Já Dulce Maria Cardoso, que regressou de Angola há 11 anos, "não podia ser a protagonista" e, portanto, arranjou "uma maneira de ficcionar" aquilo que viveu. "Tornei-me escritora para escrever este livro", confessou.
Para Dulce, "tudo é político" e a forma como hoje se olha para "a metrópole" e "as colónias" não é excepção. "Há lados nesta questão. Ainda hoje é tudo muito extremado, há os contra e os a favor", resume.
Isabela tentou ser "bastante isenta", pois "não há vítimas nem carrascos" nesta história, mas concorda que "ainda é difícil falar com as pessoas" sobre o retorno. Quanto mais agradar: "Uns acham que sou reaccionária, outros que defendo muito os pretos".
"Mesmo não escrevendo na primeira pessoa, paga-se uma factura. Pelos leitores, tanto sou acusada de ser de extrema-direita, como de ser comunista", partilhou Dulce. "Não queria ajustar contas, já passaram muitos anos", seria uma "justiça extemporânea", vincou.
Aliás, comparou, quando daqui a uns anos uma ucraniana escrever um livro sobre os problemas que teve de integração, Dulce já vai sentir-se, ao lê-la, como sendo da "metrópole".
Pretos e negros, nenhuma delas sabe muito bem que palavra escolher. Dulce inclina-se mais para o "politicamente correcto". Isabela diz que está a aprender com os seus alunos a não ter medo de dizer preto, como eles. Isabela escreve no seu livro que tem "alma de preta".
A "metrópole" não era aquilo que esperavam. Dulce sabia que havia pobreza e fome e piolhos, mas nunca pensou que a casa dos avós não teria água.
Isabela desiludiu-se mais. Portugal "era escuro, pobre, pequeno, provinciano, tacanho, pastoril", e ela achava que ia encontrar a Suíça.
Ambas ainda se sentem um pouco "desterradas". "Não pertencemos a esta terra, não nos formamos aqui, somos crioulos", descreve Isabela. "Pertencemos ao sítio onde estão os nossos afectos", sustenta Dulce, sublinhando que ainda "há retornados que vivem cá mas não pertencem".
"Temos a tendência para dizer que já resolvemos tudo e que já não há racismo e que está tudo maravilhoso, e não está", realçou Dulce, falando na "coincidência" de o seu livro apanhar um "Portugal em fim de ciclo, com necessidade outra vez de recomeçar".

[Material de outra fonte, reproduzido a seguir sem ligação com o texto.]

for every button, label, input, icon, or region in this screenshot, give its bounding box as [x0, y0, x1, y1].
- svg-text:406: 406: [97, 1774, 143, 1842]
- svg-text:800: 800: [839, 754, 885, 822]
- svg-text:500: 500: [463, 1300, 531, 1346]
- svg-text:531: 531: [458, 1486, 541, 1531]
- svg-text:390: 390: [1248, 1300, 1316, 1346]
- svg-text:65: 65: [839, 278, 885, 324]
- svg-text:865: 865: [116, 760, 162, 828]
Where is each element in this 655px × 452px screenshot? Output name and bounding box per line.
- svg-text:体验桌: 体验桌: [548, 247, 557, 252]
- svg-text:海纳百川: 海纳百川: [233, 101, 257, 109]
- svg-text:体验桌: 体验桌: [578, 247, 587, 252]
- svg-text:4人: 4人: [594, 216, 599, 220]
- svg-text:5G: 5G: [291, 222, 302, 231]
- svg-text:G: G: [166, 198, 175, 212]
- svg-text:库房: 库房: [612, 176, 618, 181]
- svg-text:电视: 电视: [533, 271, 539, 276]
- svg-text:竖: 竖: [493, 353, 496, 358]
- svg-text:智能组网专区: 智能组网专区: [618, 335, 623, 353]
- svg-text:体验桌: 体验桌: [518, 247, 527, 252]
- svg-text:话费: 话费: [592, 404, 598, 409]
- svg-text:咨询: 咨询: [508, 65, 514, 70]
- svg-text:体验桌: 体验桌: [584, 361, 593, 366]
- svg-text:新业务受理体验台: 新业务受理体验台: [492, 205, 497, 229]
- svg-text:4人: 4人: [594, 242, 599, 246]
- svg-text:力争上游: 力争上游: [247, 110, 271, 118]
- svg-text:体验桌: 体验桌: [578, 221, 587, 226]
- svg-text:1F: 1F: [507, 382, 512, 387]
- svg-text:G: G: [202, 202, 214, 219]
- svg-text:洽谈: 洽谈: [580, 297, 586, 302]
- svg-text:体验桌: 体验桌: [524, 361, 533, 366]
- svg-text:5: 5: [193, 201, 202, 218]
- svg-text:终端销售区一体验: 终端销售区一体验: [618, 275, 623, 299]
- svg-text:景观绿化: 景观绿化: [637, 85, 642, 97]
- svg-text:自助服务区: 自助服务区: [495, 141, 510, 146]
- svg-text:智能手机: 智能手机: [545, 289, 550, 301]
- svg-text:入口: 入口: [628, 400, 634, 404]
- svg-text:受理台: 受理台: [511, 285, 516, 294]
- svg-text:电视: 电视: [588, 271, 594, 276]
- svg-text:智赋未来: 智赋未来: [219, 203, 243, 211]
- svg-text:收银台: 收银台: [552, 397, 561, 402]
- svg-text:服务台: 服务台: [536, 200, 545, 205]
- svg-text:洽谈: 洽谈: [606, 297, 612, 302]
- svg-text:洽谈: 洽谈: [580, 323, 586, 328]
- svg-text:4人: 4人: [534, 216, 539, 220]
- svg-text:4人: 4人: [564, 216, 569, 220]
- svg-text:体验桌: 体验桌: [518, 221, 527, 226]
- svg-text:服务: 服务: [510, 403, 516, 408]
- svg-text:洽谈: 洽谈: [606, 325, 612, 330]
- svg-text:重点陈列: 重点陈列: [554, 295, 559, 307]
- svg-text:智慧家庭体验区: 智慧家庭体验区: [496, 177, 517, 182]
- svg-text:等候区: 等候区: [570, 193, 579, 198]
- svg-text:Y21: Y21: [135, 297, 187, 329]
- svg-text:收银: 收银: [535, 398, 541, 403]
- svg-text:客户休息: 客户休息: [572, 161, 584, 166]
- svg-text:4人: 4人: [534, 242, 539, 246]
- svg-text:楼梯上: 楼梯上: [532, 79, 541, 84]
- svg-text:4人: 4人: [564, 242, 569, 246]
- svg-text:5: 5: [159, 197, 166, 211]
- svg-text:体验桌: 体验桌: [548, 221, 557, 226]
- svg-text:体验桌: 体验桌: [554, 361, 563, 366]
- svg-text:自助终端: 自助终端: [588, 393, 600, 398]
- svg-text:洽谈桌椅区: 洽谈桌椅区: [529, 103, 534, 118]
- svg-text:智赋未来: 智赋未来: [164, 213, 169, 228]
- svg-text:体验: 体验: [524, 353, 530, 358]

Voltar é um assunto difícil, seria sempre um confronto com "a perda, acima de tudo, afetiva". Dulce não quer voltar a Angola, não para ver a corrupção e a pobreza que ela sabe que existem. Responsabiliza também Portugal e confessa sentir "um profundo asco" quando ouve "pessoas contente com o investimento angolano".
Isabela tem vontade de regressar a Moçambique, mas também tem "medo". Não irá sozinha.